IT/イット
最終更新:2022/10/23
ITは、ホラー作家の頂点と称されるスティーヴン・キング氏によって執筆された小説が原作となっています。”それ”はある日突然現れる。図書館、バスルーム、ドアの向こうや排水溝…あらゆるところから町の子供たちを恐怖のどん底へといざなっていきます。ある大雨の日、兄である主人公、ビルの弟が”それ”に襲われ、消息を絶ってから映画はスタートします。この映画を観て、”それ”は、子供の抱える「恐怖」という感情にとても敏感であると思いました。”それ”が姿を見せるのは、暗闇や過去に登場人物が暗い感情を抱えることになった場所などで、その子供の一番のトラウマや恐怖心をえぐるような姿やタイミングで現れます。舞台となる町では、子供の失踪事件が次々と起こっていました。ビルは失踪した弟が、排水溝付近で消息を絶ったことから、流されて下水道の最終地点にいるのではないかと推理し、仲間とともに手がかりを探し始めますが、そこで行方不明になっている他の子どもの手がかりを発見します。
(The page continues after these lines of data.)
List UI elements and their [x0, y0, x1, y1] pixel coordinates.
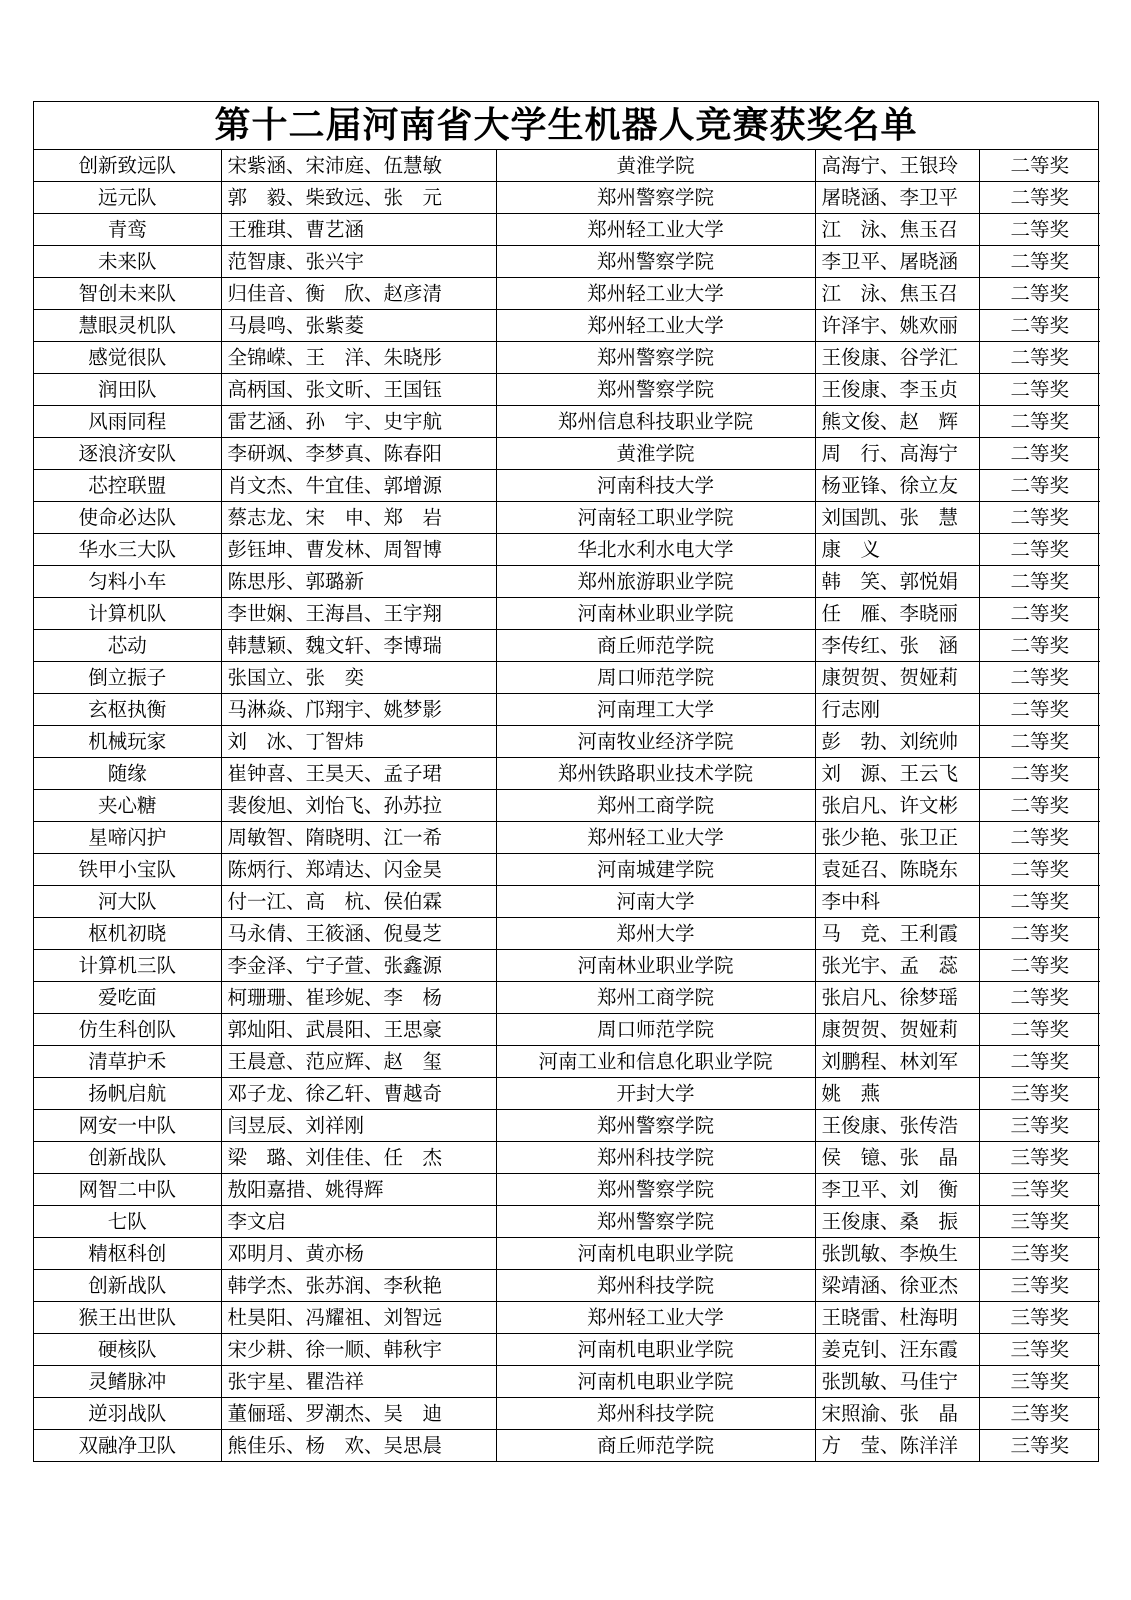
- members-cell: 李研飒、李梦真、陈春阳: [221, 438, 496, 470]
- team-name-cell: 灵鳍脉冲: [34, 1366, 221, 1398]
- school-cell: 河南城建学院: [496, 854, 815, 886]
- members-cell: 归佳音、衡 欣、赵彦清: [221, 278, 496, 310]
- members-cell: 马晨鸣、张紫菱: [221, 310, 496, 342]
- school-cell: 黄淮学院: [496, 150, 815, 182]
- team-name-cell: 未来队: [34, 246, 221, 278]
- school-cell: 郑州信息科技职业学院: [496, 406, 815, 438]
- table-row: [34, 246, 1100, 278]
- school-cell: 周口师范学院: [496, 662, 815, 694]
- table-row: [34, 342, 1100, 374]
- team-name-cell: 七队: [34, 1206, 221, 1238]
- award-cell: 二等奖: [979, 694, 1100, 726]
- award-cell: 二等奖: [979, 598, 1100, 630]
- school-cell: 郑州科技学院: [496, 1270, 815, 1302]
- advisors-cell: 姚 燕: [815, 1078, 979, 1110]
- school-cell: 黄淮学院: [496, 438, 815, 470]
- advisors-cell: 李传红、张 涵: [815, 630, 979, 662]
- advisors-cell: 张启凡、许文彬: [815, 790, 979, 822]
- table-row: [34, 214, 1100, 246]
- advisors-cell: 韩 笑、郭悦娟: [815, 566, 979, 598]
- members-cell: 高柄国、张文昕、王国钰: [221, 374, 496, 406]
- award-table: [34, 150, 1100, 1461]
- award-cell: 二等奖: [979, 566, 1100, 598]
- table-row: [34, 438, 1100, 470]
- advisors-cell: 熊文俊、赵 辉: [815, 406, 979, 438]
- team-name-cell: 铁甲小宝队: [34, 854, 221, 886]
- members-cell: 李世娴、王海昌、王宇翔: [221, 598, 496, 630]
- school-cell: 郑州科技学院: [496, 1142, 815, 1174]
- award-cell: 二等奖: [979, 886, 1100, 918]
- team-name-cell: 硬核队: [34, 1334, 221, 1366]
- table-row: [34, 950, 1100, 982]
- award-cell: 三等奖: [979, 1398, 1100, 1430]
- advisors-cell: 王俊康、李玉贞: [815, 374, 979, 406]
- members-cell: 裴俊旭、刘怡飞、孙苏拉: [221, 790, 496, 822]
- team-name-cell: 远元队: [34, 182, 221, 214]
- school-cell: 河南林业职业学院: [496, 598, 815, 630]
- members-cell: 马淋焱、邝翔宇、姚梦影: [221, 694, 496, 726]
- table-row: [34, 406, 1100, 438]
- team-name-cell: 猴王出世队: [34, 1302, 221, 1334]
- team-name-cell: 网智二中队: [34, 1174, 221, 1206]
- school-cell: 郑州轻工业大学: [496, 278, 815, 310]
- school-cell: 郑州警察学院: [496, 1174, 815, 1206]
- advisors-cell: 屠晓涵、李卫平: [815, 182, 979, 214]
- school-cell: 商丘师范学院: [496, 1430, 815, 1462]
- table-row: [34, 1430, 1100, 1462]
- award-cell: 二等奖: [979, 854, 1100, 886]
- table-row: [34, 502, 1100, 534]
- table-row: [34, 1142, 1100, 1174]
- advisors-cell: 任 雁、李晓丽: [815, 598, 979, 630]
- table-row: [34, 630, 1100, 662]
- school-cell: 郑州轻工业大学: [496, 310, 815, 342]
- team-name-cell: 风雨同程: [34, 406, 221, 438]
- table-row: [34, 822, 1100, 854]
- table-row: [34, 1078, 1100, 1110]
- advisors-cell: 李卫平、屠晓涵: [815, 246, 979, 278]
- table-row: [34, 662, 1100, 694]
- advisors-cell: 张光宇、孟 蕊: [815, 950, 979, 982]
- table-row: [34, 758, 1100, 790]
- advisors-cell: 方 莹、陈洋洋: [815, 1430, 979, 1462]
- members-cell: 梁 璐、刘佳佳、任 杰: [221, 1142, 496, 1174]
- award-cell: 二等奖: [979, 502, 1100, 534]
- school-cell: 郑州科技学院: [496, 1398, 815, 1430]
- school-cell: 郑州警察学院: [496, 1206, 815, 1238]
- school-cell: 郑州轻工业大学: [496, 214, 815, 246]
- members-cell: 宋少耕、徐一顺、韩秋宇: [221, 1334, 496, 1366]
- team-name-cell: 慧眼灵机队: [34, 310, 221, 342]
- award-cell: 三等奖: [979, 1174, 1100, 1206]
- table-row: [34, 694, 1100, 726]
- advisors-cell: 康贺贺、贺娅莉: [815, 662, 979, 694]
- team-name-cell: 计算机三队: [34, 950, 221, 982]
- table-row: [34, 1334, 1100, 1366]
- school-cell: 郑州警察学院: [496, 342, 815, 374]
- table-row: [34, 1302, 1100, 1334]
- table-row: [34, 566, 1100, 598]
- award-list-table: [33, 101, 1099, 1462]
- members-cell: 周敏智、隋晓明、江一希: [221, 822, 496, 854]
- team-name-cell: 倒立振子: [34, 662, 221, 694]
- members-cell: 崔钟喜、王昊天、孟子珺: [221, 758, 496, 790]
- members-cell: 王晨意、范应辉、赵 玺: [221, 1046, 496, 1078]
- advisors-cell: 王俊康、桑 振: [815, 1206, 979, 1238]
- table-row: [34, 182, 1100, 214]
- table-row: [34, 854, 1100, 886]
- table-row: [34, 886, 1100, 918]
- members-cell: 邓明月、黄亦杨: [221, 1238, 496, 1270]
- school-cell: 河南机电职业学院: [496, 1238, 815, 1270]
- team-name-cell: 使命必达队: [34, 502, 221, 534]
- school-cell: 河南机电职业学院: [496, 1366, 815, 1398]
- school-cell: 郑州铁路职业技术学院: [496, 758, 815, 790]
- team-name-cell: 创新致远队: [34, 150, 221, 182]
- members-cell: 付一江、高 杭、侯伯霖: [221, 886, 496, 918]
- team-name-cell: 匀料小车: [34, 566, 221, 598]
- table-row: [34, 726, 1100, 758]
- school-cell: 郑州警察学院: [496, 246, 815, 278]
- team-name-cell: 扬帆启航: [34, 1078, 221, 1110]
- members-cell: 雷艺涵、孙 宇、史宇航: [221, 406, 496, 438]
- advisors-cell: 行志刚: [815, 694, 979, 726]
- members-cell: 李金泽、宁子萱、张鑫源: [221, 950, 496, 982]
- members-cell: 杜昊阳、冯耀祖、刘智远: [221, 1302, 496, 1334]
- advisors-cell: 张凯敏、李焕生: [815, 1238, 979, 1270]
- advisors-cell: 康 义: [815, 534, 979, 566]
- team-name-cell: 随缘: [34, 758, 221, 790]
- team-name-cell: 芯控联盟: [34, 470, 221, 502]
- members-cell: 郭灿阳、武晨阳、王思豪: [221, 1014, 496, 1046]
- award-cell: 二等奖: [979, 726, 1100, 758]
- award-cell: 二等奖: [979, 182, 1100, 214]
- table-row: [34, 918, 1100, 950]
- award-cell: 二等奖: [979, 822, 1100, 854]
- award-cell: 三等奖: [979, 1430, 1100, 1462]
- team-name-cell: 计算机队: [34, 598, 221, 630]
- school-cell: 河南机电职业学院: [496, 1334, 815, 1366]
- advisors-cell: 刘国凯、张 慧: [815, 502, 979, 534]
- award-cell: 三等奖: [979, 1302, 1100, 1334]
- award-cell: 二等奖: [979, 534, 1100, 566]
- team-name-cell: 华水三大队: [34, 534, 221, 566]
- members-cell: 韩学杰、张苏润、李秋艳: [221, 1270, 496, 1302]
- team-name-cell: 创新战队: [34, 1270, 221, 1302]
- team-name-cell: 机械玩家: [34, 726, 221, 758]
- school-cell: 河南科技大学: [496, 470, 815, 502]
- award-cell: 二等奖: [979, 1014, 1100, 1046]
- award-cell: 三等奖: [979, 1110, 1100, 1142]
- advisors-cell: 刘鹏程、林刘军: [815, 1046, 979, 1078]
- advisors-cell: 彭 勃、刘统帅: [815, 726, 979, 758]
- members-cell: 陈思彤、郭璐新: [221, 566, 496, 598]
- school-cell: 河南轻工职业学院: [496, 502, 815, 534]
- advisors-cell: 袁延召、陈晓东: [815, 854, 979, 886]
- advisors-cell: 刘 源、王云飞: [815, 758, 979, 790]
- table-row: [34, 1174, 1100, 1206]
- advisors-cell: 江 泳、焦玉召: [815, 278, 979, 310]
- members-cell: 张国立、张 奕: [221, 662, 496, 694]
- advisors-cell: 张凯敏、马佳宁: [815, 1366, 979, 1398]
- school-cell: 河南理工大学: [496, 694, 815, 726]
- award-cell: 二等奖: [979, 1046, 1100, 1078]
- school-cell: 商丘师范学院: [496, 630, 815, 662]
- members-cell: 陈炳行、郑靖达、闪金昊: [221, 854, 496, 886]
- award-cell: 三等奖: [979, 1238, 1100, 1270]
- award-cell: 二等奖: [979, 214, 1100, 246]
- advisors-cell: 杨亚锋、徐立友: [815, 470, 979, 502]
- table-row: [34, 310, 1100, 342]
- table-row: [34, 1366, 1100, 1398]
- table-row: [34, 374, 1100, 406]
- members-cell: 宋紫涵、宋沛庭、伍慧敏: [221, 150, 496, 182]
- school-cell: 郑州工商学院: [496, 982, 815, 1014]
- members-cell: 郭 毅、柴致远、张 元: [221, 182, 496, 214]
- team-name-cell: 河大队: [34, 886, 221, 918]
- members-cell: 全锦嵘、王 洋、朱晓彤: [221, 342, 496, 374]
- advisors-cell: 王俊康、谷学汇: [815, 342, 979, 374]
- table-row: [34, 1046, 1100, 1078]
- members-cell: 柯珊珊、崔珍妮、李 杨: [221, 982, 496, 1014]
- award-cell: 二等奖: [979, 150, 1100, 182]
- members-cell: 马永倩、王筱涵、倪曼芝: [221, 918, 496, 950]
- award-cell: 二等奖: [979, 310, 1100, 342]
- table-row: [34, 470, 1100, 502]
- advisors-cell: 李中科: [815, 886, 979, 918]
- team-name-cell: 枢机初晓: [34, 918, 221, 950]
- team-name-cell: 清草护禾: [34, 1046, 221, 1078]
- award-cell: 三等奖: [979, 1142, 1100, 1174]
- table-row: [34, 278, 1100, 310]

仲間たちが抱える家庭環境も複雑でした。父親からの性的暴力に悩む女の子や、過保護にされている男の子、人種差別によるいじめを受けている男の子など、様々な問題を抱えていて、”それ”が「恐怖」という感情に漬け込みやすくなっていたのではないかと思いました。度々主人公たちの目の前に現れる”それ”に、彼らは”それ”の討伐を計画します。”それ”を倒すために襲い掛かる恐怖を乗り越え、皆で協力して「恐怖」そのものに立ち向かう姿は画面の向こうで観ている自分にも勇気を与えてくれました。